One of the most important parts of any tenancy is arranging a rental deposit, and yet an important piece of recent news regarding this has gone underreported.
The previous recognised legal limit for the size of a rental deposit was set at two months’ rent, and the proposed measure was to reduce that to a maximum of six weeks. Now the government has confirmed that the cap will be lowered further to a maximum of five weeks’ rent for any tenancy which has a total value of less than £50,000 per year. The cap will remain at six weeks’ rent for any tenancies valued at over £50,000 annually.
It is worth recognising that many landlords were unhappy with the initial reduction to six weeks, so much of the negative reaction when the cap was reduced by a further week was predictable enough.

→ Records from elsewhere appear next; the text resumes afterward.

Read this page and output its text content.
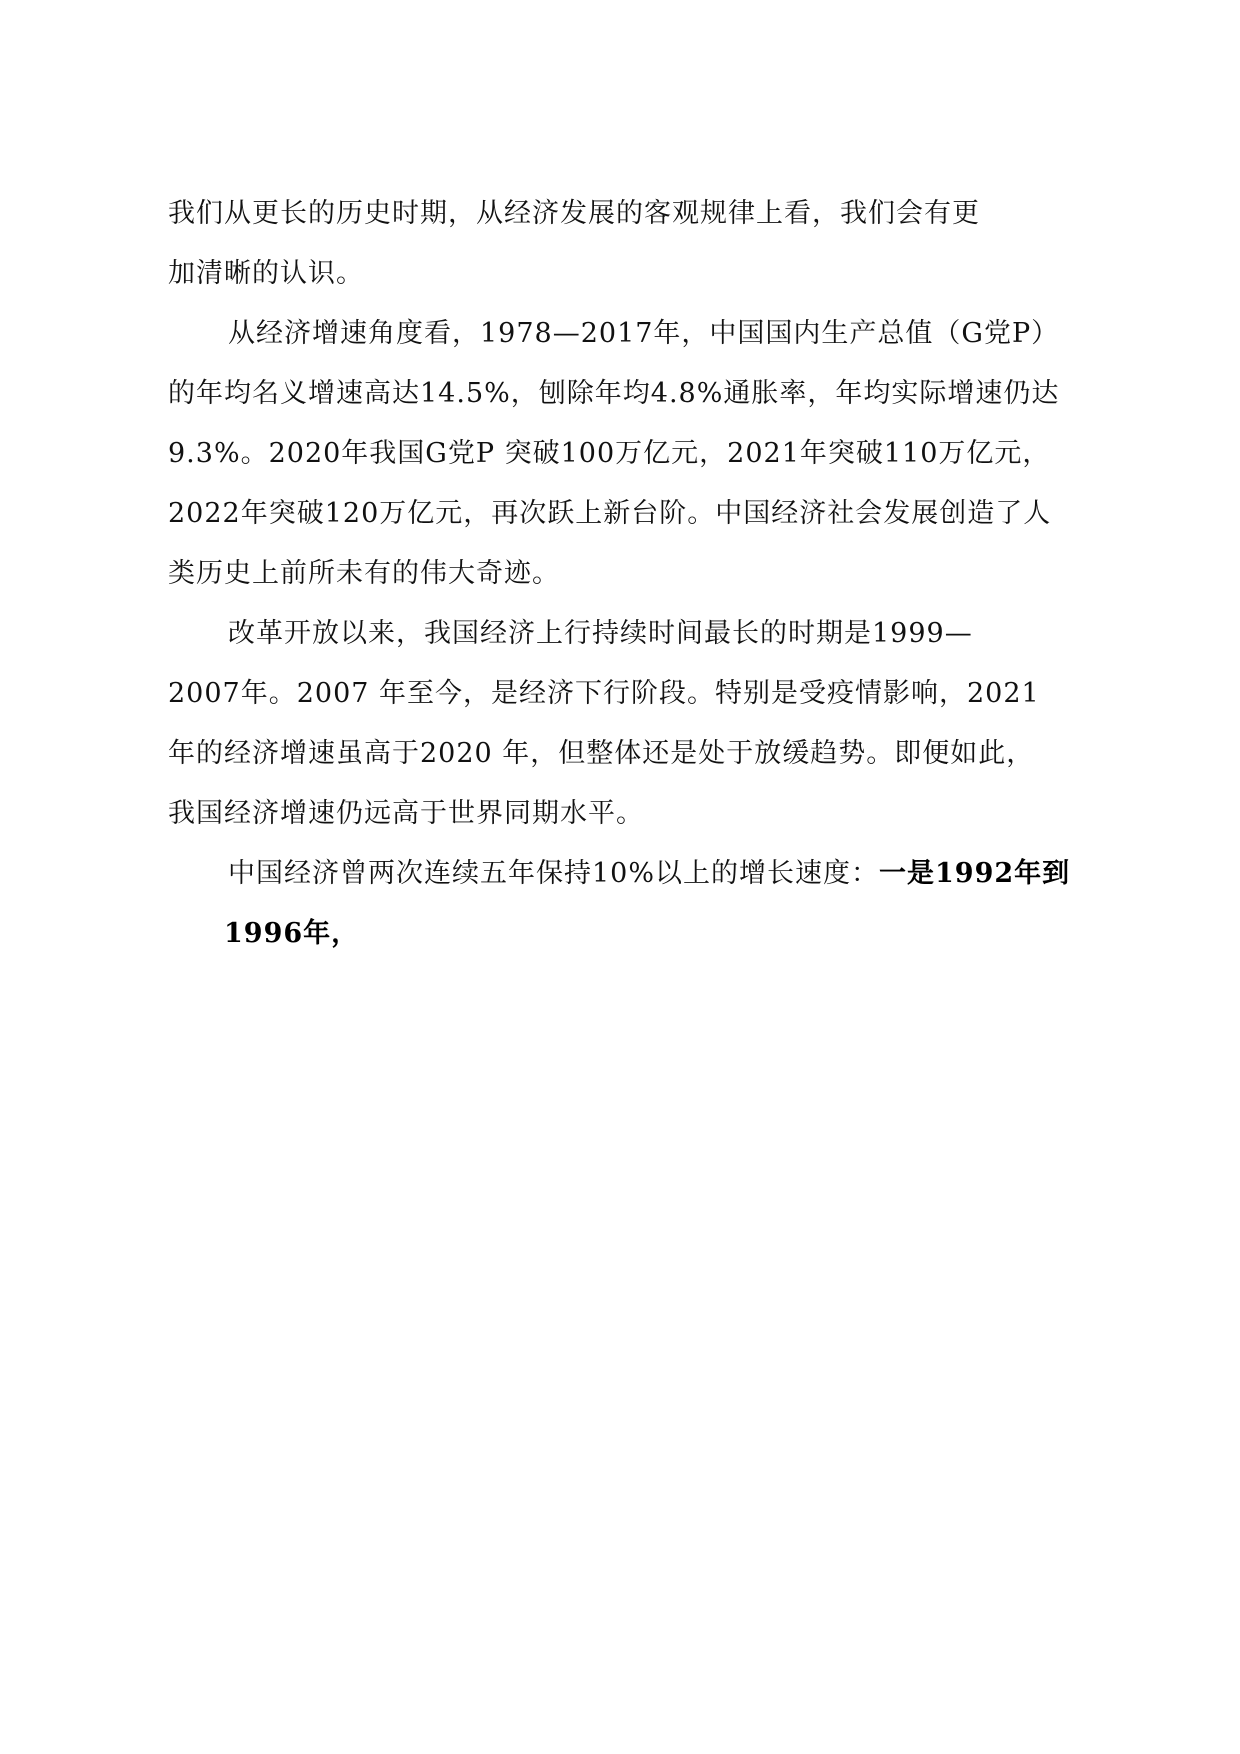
我们从更长的历史时期，从经济发展的客观规律上看，我们会有更
加清晰的认识。
从经济增速角度看，1978—2017年，中国国内生产总值（G党P）
的年均名义增速高达14.5%，刨除年均4.8%通胀率，年均实际增速仍达
9.3%。2020年我国G党P 突破100万亿元，2021年突破110万亿元，
2022年突破120万亿元，再次跃上新台阶。中国经济社会发展创造了人
类历史上前所未有的伟大奇迹。
改革开放以来，我国经济上行持续时间最长的时期是1999—
2007年。2007 年至今，是经济下行阶段。特别是受疫情影响，2021
年的经济增速虽高于2020 年，但整体还是处于放缓趋势。即便如此，
我国经济增速仍远高于世界同期水平。
中国经济曾两次连续五年保持10%以上的增长速度：一是1992年到
1996年，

However, overall this seems to be a positive move which is likely to save renters hundreds of pounds when entering a new tenancy. Given that gathering a new rental deposit is often the main impediment to people moving home, it can only be a good thing if mobility is increased. Keeping the rent capped at more than a month’s rent should also help to allay the fears of landlords who worry that tenants will simply run off and tell them to accept the deposit in lieu of the final rent payment which can leave them short in the face of maintenance or other costs.

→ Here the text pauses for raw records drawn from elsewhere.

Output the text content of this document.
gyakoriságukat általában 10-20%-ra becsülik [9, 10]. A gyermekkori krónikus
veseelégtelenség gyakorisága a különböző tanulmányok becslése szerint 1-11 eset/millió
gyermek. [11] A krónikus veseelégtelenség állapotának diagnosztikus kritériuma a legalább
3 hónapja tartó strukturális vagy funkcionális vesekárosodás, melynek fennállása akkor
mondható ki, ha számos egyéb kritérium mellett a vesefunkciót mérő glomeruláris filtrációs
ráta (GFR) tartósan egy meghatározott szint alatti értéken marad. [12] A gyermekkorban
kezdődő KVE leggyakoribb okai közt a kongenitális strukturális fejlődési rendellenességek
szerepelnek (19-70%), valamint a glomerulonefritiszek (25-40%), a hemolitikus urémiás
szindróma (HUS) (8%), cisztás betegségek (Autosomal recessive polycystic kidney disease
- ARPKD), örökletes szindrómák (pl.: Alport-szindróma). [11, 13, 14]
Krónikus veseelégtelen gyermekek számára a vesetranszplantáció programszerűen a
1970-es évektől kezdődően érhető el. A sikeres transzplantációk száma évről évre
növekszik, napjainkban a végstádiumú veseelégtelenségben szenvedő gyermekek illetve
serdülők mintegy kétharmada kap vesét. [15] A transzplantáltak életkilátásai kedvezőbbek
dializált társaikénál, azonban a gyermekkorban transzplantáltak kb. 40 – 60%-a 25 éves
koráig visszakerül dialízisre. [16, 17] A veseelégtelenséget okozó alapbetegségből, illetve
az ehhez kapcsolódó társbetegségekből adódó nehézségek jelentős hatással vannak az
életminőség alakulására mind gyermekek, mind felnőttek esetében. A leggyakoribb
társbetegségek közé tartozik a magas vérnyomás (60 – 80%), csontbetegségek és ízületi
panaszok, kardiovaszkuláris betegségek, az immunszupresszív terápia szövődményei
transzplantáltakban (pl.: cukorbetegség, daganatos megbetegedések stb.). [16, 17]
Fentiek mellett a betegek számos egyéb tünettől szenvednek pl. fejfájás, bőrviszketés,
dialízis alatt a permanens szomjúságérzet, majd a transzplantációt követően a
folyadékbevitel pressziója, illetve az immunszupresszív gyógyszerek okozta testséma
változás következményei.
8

There are some concerns that decreasing the rental cap to five weeks will make landlords less eager to rent, thereby making it harder for some to find suitable rental accommodation.

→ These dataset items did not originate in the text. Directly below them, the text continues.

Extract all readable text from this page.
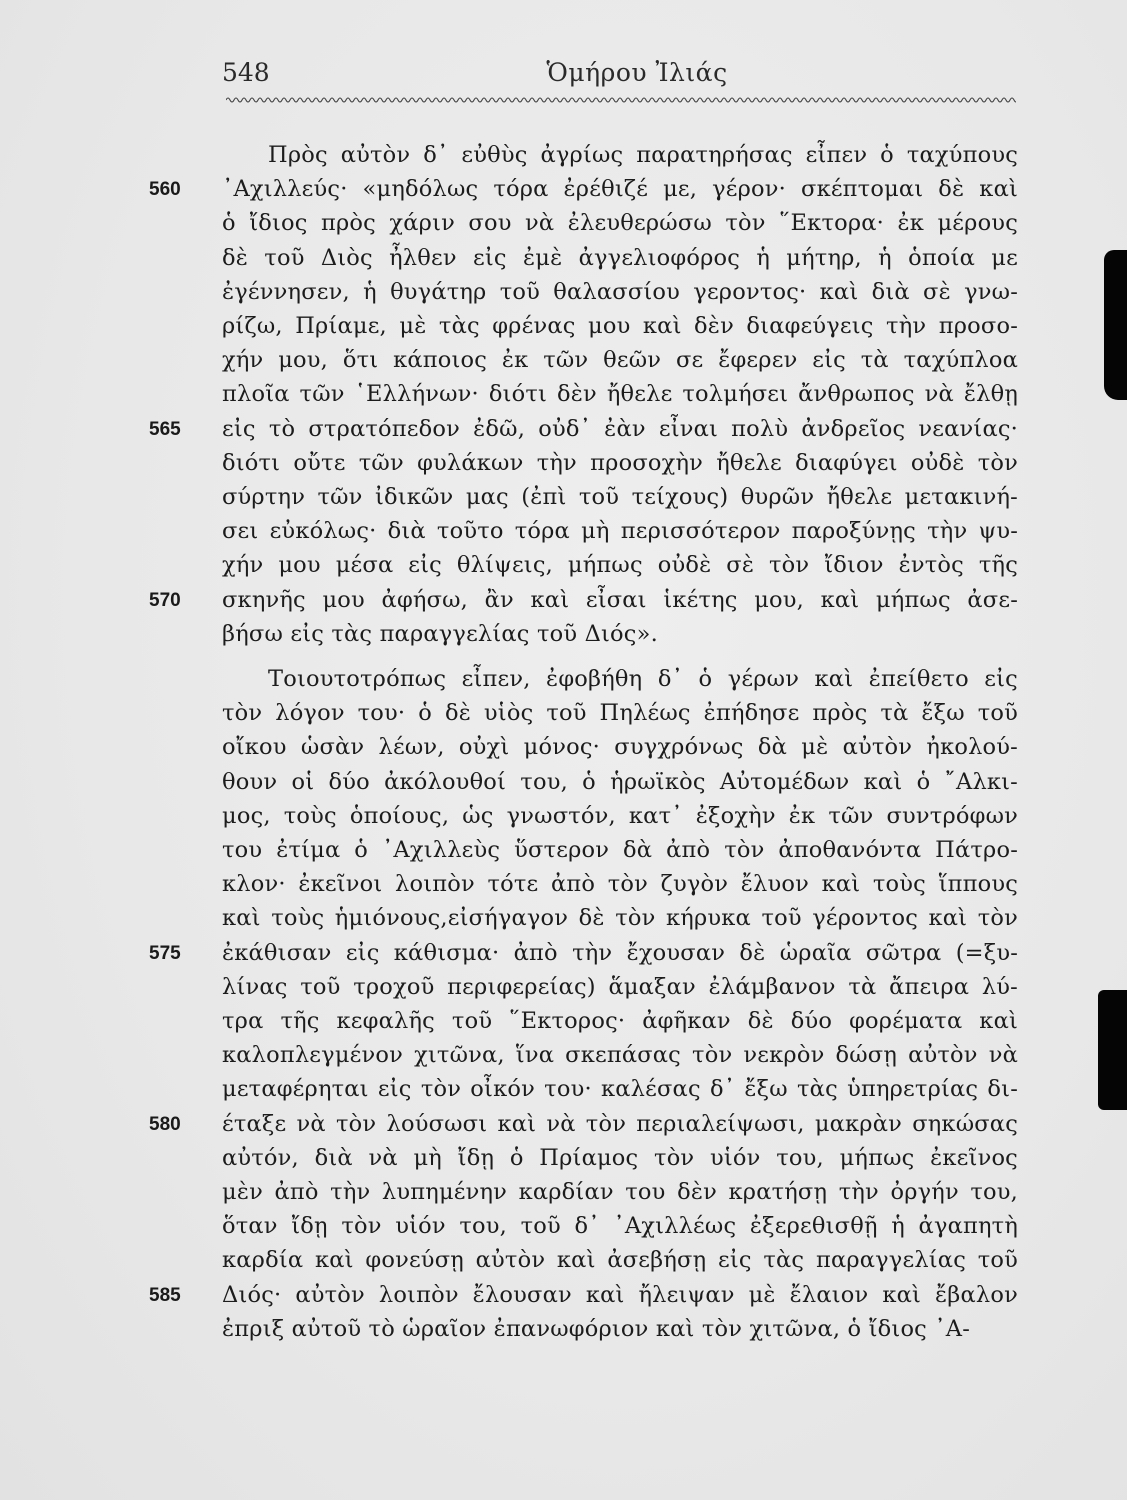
548	Ὁμήρου Ἰλιάς
Πρὸς αὐτὸν δ᾽ εὐθὺς ἀγρίως παρατηρήσας εἶπεν ὁ ταχύπους
᾽Αχιλλεύς· «μηδόλως τόρα ἐρέθιζέ με, γέρον· σκέπτομαι δὲ καὶ
ὁ ἴδιος πρὸς χάριν σου νὰ ἐλευθερώσω τὸν ῞Εκτορα· ἐκ μέρους
δὲ τοῦ Διὸς ἦλθεν εἰς ἐμὲ ἀγγελιοφόρος ἡ μήτηρ, ἡ ὁποία με
ἐγέννησεν, ἡ θυγάτηρ τοῦ θαλασσίου γεροντος· καὶ διὰ σὲ γνω-
ρίζω, Πρίαμε, μὲ τὰς φρένας μου καὶ δὲν διαφεύγεις τὴν προσο-
χήν μου, ὅτι κάποιος ἐκ τῶν θεῶν σε ἔφερεν εἰς τὰ ταχύπλοα
πλοῖα τῶν ῾Ελλήνων· διότι δὲν ἤθελε τολμήσει ἄνθρωπος νὰ ἔλθῃ
εἰς τὸ στρατόπεδον ἐδῶ, οὐδ᾽ ἐὰν εἶναι πολὺ ἀνδρεῖος νεανίας·
διότι οὔτε τῶν φυλάκων τὴν προσοχὴν ἤθελε διαφύγει οὐδὲ τὸν
σύρτην τῶν ἰδικῶν μας (ἐπὶ τοῦ τείχους) θυρῶν ἤθελε μετακινή-
σει εὐκόλως· διὰ τοῦτο τόρα μὴ περισσότερον παροξύνῃς τὴν ψυ-
χήν μου μέσα εἰς θλίψεις, μήπως οὐδὲ σὲ τὸν ἴδιον ἐντὸς τῆς
σκηνῆς μου ἀφήσω, ἂν καὶ εἶσαι ἱκέτης μου, καὶ μήπως ἀσε-
βήσω εἰς τὰς παραγγελίας τοῦ Διός».
Τοιουτοτρόπως εἶπεν, ἐφοβήθη δ᾽ ὁ γέρων καὶ ἐπείθετο εἰς
τὸν λόγον του· ὁ δὲ υἱὸς τοῦ Πηλέως ἐπήδησε πρὸς τὰ ἔξω τοῦ
οἴκου ὡσὰν λέων, οὐχὶ μόνος· συγχρόνως δὰ μὲ αὐτὸν ἠκολού-
θουν οἱ δύο ἀκόλουθοί του, ὁ ἡρωϊκὸς Αὐτομέδων καὶ ὁ ῎Αλκι-
μος, τοὺς ὁποίους, ὡς γνωστόν, κατ᾽ ἐξοχὴν ἐκ τῶν συντρόφων
του ἐτίμα ὁ ᾽Αχιλλεὺς ὕστερον δὰ ἀπὸ τὸν ἀποθανόντα Πάτρο-
κλον· ἐκεῖνοι λοιπὸν τότε ἀπὸ τὸν ζυγὸν ἔλυον καὶ τοὺς ἵππους
καὶ τοὺς ἡμιόνους,εἰσήγαγον δὲ τὸν κήρυκα τοῦ γέροντος καὶ τὸν
ἐκάθισαν εἰς κάθισμα· ἀπὸ τὴν ἔχουσαν δὲ ὡραῖα σῶτρα (=ξυ-
λίνας τοῦ τροχοῦ περιφερείας) ἅμαξαν ἐλάμβανον τὰ ἄπειρα λύ-
τρα τῆς κεφαλῆς τοῦ ῞Εκτορος· ἀφῆκαν δὲ δύο φορέματα καὶ
καλοπλεγμένον χιτῶνα, ἵνα σκεπάσας τὸν νεκρὸν δώσῃ αὐτὸν νὰ
μεταφέρηται εἰς τὸν οἶκόν του· καλέσας δ᾽ ἔξω τὰς ὑπηρετρίας δι-
έταξε νὰ τὸν λούσωσι καὶ νὰ τὸν περιαλείψωσι, μακρὰν σηκώσας
αὐτόν, διὰ νὰ μὴ ἴδῃ ὁ Πρίαμος τὸν υἱόν του, μήπως ἐκεῖνος
μὲν ἀπὸ τὴν λυπημένην καρδίαν του δὲν κρατήσῃ τὴν ὀργήν του,
ὅταν ἴδῃ τὸν υἱόν του, τοῦ δ᾽ ᾽Αχιλλέως ἐξερεθισθῇ ἡ ἀγαπητὴ
καρδία καὶ φονεύσῃ αὐτὸν καὶ ἀσεβήσῃ εἰς τὰς παραγγελίας τοῦ
Διός· αὐτὸν λοιπὸν ἔλουσαν καὶ ἤλειψαν μὲ ἔλαιον καὶ ἔβαλον
ἐπριξ αὐτοῦ τὸ ὡραῖον ἐπανωφόριον καὶ τὸν χιτῶνα, ὁ ἴδιος ᾽Α-
560
565
570
575
580
585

The CEO of the National Landlords Association, Richard Lambert, said of the unexpected change: “A six-week cap is the lowest landlords find acceptable. Does the Government really not realise that if landlords don’t think the deposit covers the risk of damage or unpaid rent, they will be even more cautious about who they let to? All this will do is make it harder for tenants with poor credit ratings or who want to have a pet to find a suitable home.
However, this feels like it will not turn out to be the case given that landlords are desperate to avoid long void periods for obvious reasons. It is rare to find a landlord that would leave their property void on a point of principle over a single weeks’ rent which, in any case, they cannot access in a deposit scheme. What could become harder is finding a rental home which accepts pets as landlords may view the increased potential for damage to the property as too much of a risk with a smaller deposit to recoup.
James Brokenshire, the communities secretary, said of the reduction: “Today’s amendments will make renting a home of your own more affordable, fairer and more transparent – enabling tenants to keep more of their cash and stopping unexpected costs.
“Everyone deserves a home to call their own. Yet for some renters, moving to a new house can be difficult due to high upfront costs and letting fees.
“This is unacceptable. I want to see a housing market that truly works for everyone, and one which provides a better deal for renters.”